Deleste 2014, pura fibra

por | 5 octubre 2014 | Reportajes

El festival del Espai Rambleta conforma para su tercera edición un cartel notable y con poco desperdicio, al que solo cabe reprochar la ausencia de referencias foráneas.

deleste festival 2014 en la rambleta

Ante un panorama tan absolutamente polarizado como el que vivimos, en el que no parece haber punto intermedio entre las grandes citas veraniegas al aire libre y los conciertos bajo techo de una sola noche, es cuando iniciativas como el Deleste cobran especial relevancia. No solo porque sigan agrupando, en un par de días, un elenco de bandas que rara vez pueda disfrutarse de forma conjunta en un recinto cerrado y con excelentes condiciones acústicas. Sino también por conformar un cartel que detenta un loable equilibrio, caminando con soltura entre algunos reclamos de cierto tirón popular y algunas apuestas algo más minoritarias. En el debe de sus gestores debe recaer este año la asignatura pendiente: la inclusión de una banda internacional de fuste, que en las dos ediciones previas se solventó con The Pastels, Josh T. Pearson o Fanfarlo, pero este año ha dejado su casillero vacío.

No obstante, el festival del Espai Rambleta sigue apostando por un cierto eclecticismo, dentro de los parámetros que ofrecen el pop y el rock independiente estatal, sin llegar a caer en la complacencia del indie profiláctico y acomodaticio que es lugar común en la plana mayor de nuestros festivales: sí, esas seis o siete bandas que tienen ustedes en la cabeza. Y constituye ahora la principal cita indoor de la Comunidad Valenciana, a la espera de que el experimentado Tanned Tin de Castellón vuelva a mover ficha, si es que algo así es aún posible. Este año, además, refuerza considerablemente su vis electrónica, con una programación (en la más nueva de sus salas, la ubicada en el sexto piso) en la que Marc Piñol, BeGun, Sau Poler o El Txef_A son los principales señuelos. Y se vuelve a repetir la apuesta por abrir el festival a un público lo más amplio posible, con otra sesión matinal gratuita (con actividades infantiles) en la que serán el sonido americana de los valencianos Red Buffalo y el rock indie 90’s de los catalanes Me & The Bees quienes pongan el rotundo marco sonoro.

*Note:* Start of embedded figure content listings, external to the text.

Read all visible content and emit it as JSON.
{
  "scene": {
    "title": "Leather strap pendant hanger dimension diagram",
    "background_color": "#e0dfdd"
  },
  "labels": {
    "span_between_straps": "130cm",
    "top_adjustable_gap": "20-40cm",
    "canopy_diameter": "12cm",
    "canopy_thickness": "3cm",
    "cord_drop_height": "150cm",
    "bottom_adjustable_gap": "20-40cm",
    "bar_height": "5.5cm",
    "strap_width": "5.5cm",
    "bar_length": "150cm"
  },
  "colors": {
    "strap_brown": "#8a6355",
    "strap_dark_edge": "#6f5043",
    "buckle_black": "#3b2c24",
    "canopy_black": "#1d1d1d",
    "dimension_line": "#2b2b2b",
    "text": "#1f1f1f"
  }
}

Por lo demás, si hay dos bandas que destacan por encima del resto en el cartel, son El Columpio Asesino y Grupo de Expertos Solynieve. Los primeros llevan meses rodando por los escenarios las virtudes de Ballenas muertas en San Sebastián, un quinto álbum que refrenda con éxito la apuesta por los vericuetos sintetizados y lúgubres que ya emprendieran en su precedente, sintonizando con el after punk hosco de Suicide, ESG o Throbbing Gristle, aunque en sus directos no se olviden el rock espinado al estilo Pixies que cultivaron en sus inicios. La suya sigue siendo una apuesta por la singularidad. Como lo es también la de Grupo de Expertos Solynieve, el  proyecto en el que Jota (Los Planetas) y Manu Ferrón trazan una hilo invisible entre el folk rock de la costa oeste americana y las sonoridades del sur hispano, sustentado en un hilván lírico nada complaciente.

La programación de esta tercera edición del Deleste no tiene prácticamente grasa este año, todo en ella es pura fibra, pero pormenorizarla al detalle sería objeto de tribunas más amplias. Así que solo nos queda recordarles de forma telegráfica cuáles se perfilan como algunos de sus puntos álgidos, en un cartel en el que el corredor mediterráneo (Valencia-Barcelona) tiene preeminencia: la iconoclastia de los inclasificables Za!, la amalgama kraut-dub-cumbia-jazz-flamenco de los simpar Pony Bravo, el pedigrí emo rock y post hardcore de Nueva Vulcano o Madee, el folk delicado y preciosista de María Coma, Alberto Montero, Pau Vallvé y Joe La Reina, el post punk de Belako, el garage rock de Fuckin’ Bollocks, el contagioso pop sintético de Polock o la cada vez más asentada propuesta de Modelo de Respuesta Polar, entre el folk  de autor y los desarrollos del post rock. Dos días para sacudirse de encima la fastidiosa atonía que transpira la ciudad el resto del año, apenas disipada por citas cada vez más distantes en el calendario.